あの子に首ったけ!
財前←謙也
財前くんが某歌姫厨
「して財前くん」
「なんですの謙也さん」
いつになく真剣なまなざしの謙也さん。いつもこんな顔やったらきっと俺よりモテたやろな。いまんとこ、俺のがモテてるらしいけど。白石部長も変なとこ情報通やねんな。いらん情報まで寄こしやがって、あの人はうんちく貧乏や。
「あん、な」
「なんすか、はよしてください」
うっとい、と俺は謙也さんを睨みつける。あんたにかまっとる時間、こっちにはこれっぽっちもないねん。

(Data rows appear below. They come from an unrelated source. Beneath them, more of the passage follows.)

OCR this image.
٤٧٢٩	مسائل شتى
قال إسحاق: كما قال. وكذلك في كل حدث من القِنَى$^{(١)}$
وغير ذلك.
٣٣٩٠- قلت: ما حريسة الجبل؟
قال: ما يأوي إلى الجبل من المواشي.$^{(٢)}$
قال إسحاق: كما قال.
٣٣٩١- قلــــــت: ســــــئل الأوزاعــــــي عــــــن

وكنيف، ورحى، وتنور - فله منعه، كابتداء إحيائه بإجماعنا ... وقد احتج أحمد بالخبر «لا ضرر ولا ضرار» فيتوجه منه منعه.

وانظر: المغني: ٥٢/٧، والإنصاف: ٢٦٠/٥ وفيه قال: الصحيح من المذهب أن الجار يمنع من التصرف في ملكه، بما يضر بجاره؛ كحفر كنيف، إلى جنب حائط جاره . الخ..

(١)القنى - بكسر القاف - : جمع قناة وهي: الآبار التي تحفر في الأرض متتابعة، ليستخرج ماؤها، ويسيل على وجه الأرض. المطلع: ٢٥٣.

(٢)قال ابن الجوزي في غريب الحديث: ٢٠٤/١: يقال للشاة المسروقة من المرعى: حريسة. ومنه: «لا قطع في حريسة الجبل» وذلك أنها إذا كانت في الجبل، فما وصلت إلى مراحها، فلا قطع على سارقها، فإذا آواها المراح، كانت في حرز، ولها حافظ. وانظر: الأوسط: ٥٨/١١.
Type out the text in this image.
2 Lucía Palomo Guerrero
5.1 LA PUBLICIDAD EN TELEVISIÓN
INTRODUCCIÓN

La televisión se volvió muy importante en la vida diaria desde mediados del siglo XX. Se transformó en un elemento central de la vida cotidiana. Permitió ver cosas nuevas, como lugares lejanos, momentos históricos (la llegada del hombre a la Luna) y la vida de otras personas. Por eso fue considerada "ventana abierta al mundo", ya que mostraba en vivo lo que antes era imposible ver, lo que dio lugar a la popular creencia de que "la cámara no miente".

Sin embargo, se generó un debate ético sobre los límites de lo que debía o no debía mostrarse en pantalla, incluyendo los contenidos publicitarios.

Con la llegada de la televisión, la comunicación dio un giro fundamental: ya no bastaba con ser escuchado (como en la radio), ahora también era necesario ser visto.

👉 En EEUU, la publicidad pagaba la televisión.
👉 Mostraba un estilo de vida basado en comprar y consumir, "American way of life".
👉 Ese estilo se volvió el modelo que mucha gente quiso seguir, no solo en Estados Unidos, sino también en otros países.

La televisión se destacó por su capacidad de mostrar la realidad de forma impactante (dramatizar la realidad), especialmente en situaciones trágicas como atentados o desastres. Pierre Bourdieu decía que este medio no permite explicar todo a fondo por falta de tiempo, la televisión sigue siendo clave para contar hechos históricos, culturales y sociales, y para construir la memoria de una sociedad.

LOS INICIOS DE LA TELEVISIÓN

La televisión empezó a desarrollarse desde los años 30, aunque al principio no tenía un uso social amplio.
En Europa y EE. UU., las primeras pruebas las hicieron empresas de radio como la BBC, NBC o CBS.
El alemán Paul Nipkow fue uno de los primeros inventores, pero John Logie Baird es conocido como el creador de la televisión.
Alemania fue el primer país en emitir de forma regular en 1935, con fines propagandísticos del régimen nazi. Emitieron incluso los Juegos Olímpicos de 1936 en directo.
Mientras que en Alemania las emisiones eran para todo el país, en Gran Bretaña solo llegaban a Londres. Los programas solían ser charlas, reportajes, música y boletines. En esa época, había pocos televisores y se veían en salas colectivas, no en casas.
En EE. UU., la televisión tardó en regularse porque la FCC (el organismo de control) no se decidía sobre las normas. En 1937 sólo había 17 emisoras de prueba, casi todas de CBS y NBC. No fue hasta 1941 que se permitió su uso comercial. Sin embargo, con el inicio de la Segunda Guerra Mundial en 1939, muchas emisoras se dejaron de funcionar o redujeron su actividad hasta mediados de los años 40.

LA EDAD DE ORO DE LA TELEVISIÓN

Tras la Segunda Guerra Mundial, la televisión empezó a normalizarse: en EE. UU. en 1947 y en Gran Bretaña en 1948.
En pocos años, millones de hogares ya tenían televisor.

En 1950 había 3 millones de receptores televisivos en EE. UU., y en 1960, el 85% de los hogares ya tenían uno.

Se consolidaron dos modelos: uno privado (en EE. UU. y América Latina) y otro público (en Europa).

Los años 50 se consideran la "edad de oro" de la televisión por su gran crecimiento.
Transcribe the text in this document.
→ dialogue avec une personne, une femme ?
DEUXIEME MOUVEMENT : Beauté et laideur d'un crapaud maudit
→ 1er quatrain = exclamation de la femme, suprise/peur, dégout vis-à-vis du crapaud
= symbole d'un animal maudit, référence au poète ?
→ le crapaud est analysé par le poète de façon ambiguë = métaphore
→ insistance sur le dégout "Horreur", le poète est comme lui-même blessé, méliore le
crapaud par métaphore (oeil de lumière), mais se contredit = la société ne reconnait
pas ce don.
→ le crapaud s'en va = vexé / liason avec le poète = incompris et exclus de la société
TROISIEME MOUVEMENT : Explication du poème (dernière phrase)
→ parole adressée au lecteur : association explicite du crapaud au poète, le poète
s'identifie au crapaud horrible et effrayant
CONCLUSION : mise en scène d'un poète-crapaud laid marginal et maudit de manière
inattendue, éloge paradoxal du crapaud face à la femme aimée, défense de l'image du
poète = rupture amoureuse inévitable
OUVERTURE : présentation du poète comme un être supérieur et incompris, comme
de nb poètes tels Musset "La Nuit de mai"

これがタメもしくは下なら確実に相手にしとらんな。話し聞いてもろてるだけありがたくおもいや。このゴンクタレ!そう、このアホな先輩を怒鳴りつけられたらどれだけいいだろうか。俺はこれでも、謙也さんとの関係が壊れるようなことは言わんようにしとる。いくら抑えていても、お前はかわいない、毒舌やといわれるんやけど。ほんま侵害極まりない。この脳みそ空っぽひよこ先輩。
「お前・・・好きなやつおるって、ほんま?」
「ああ、いますよ」
「ま、まじか・・・」
そないに即答せんでも…。謙也さんは大きい体をぐんと小さくさせた。かわいないで、それ。後輩に好きな人がおるくらいで、なに落ちこんでんねん。あれやな、この人高校入って、一回もそないな話ないから、俺にさき越されて悔しいねやろ。頭を垂れて、しゅんとなっとる。犬やな、今の謙也さんはただのアホ犬や。
「なんや、負け犬みたいっすよ」
「・・・だれがやねん」
「そないに落ち込まんでも。正直きもいっすわ」
あ、今のはちょっと謙也さんには効いたかも。目をかっと見開いて、謙也さんはさらに小さくなっとって、机にスローモーションで沈んでいった。
「そうか・・・俺はきもいか・・・」
「そんな羨ましがられたら、さすがに引きますわ」
「羨ましいねんもん」
「あんたにはこれからできるんとちゃいます。好きなひと」
あ、そっち?ってどっちやねん。方向の話か、いやちゃうやろ。
「もうええっすか?俺忙しいんすよ」
「お、おお」
「ほな、」
軽く手を振って、俺は立ち去る、はずやった。
「財前!ちょお待ち!」
「まだすか、あんたしつこいなあ」
「最後!最後やから!」
「・・・はよしてや」
捕まれた腕があつい。そりゃそうや、いま7月やで。この人は子ども体温で、俺の手が冷たいからさらに浮きだって手の熱さが伝わってきた。じとっとした手は大きくてごつごつしとる。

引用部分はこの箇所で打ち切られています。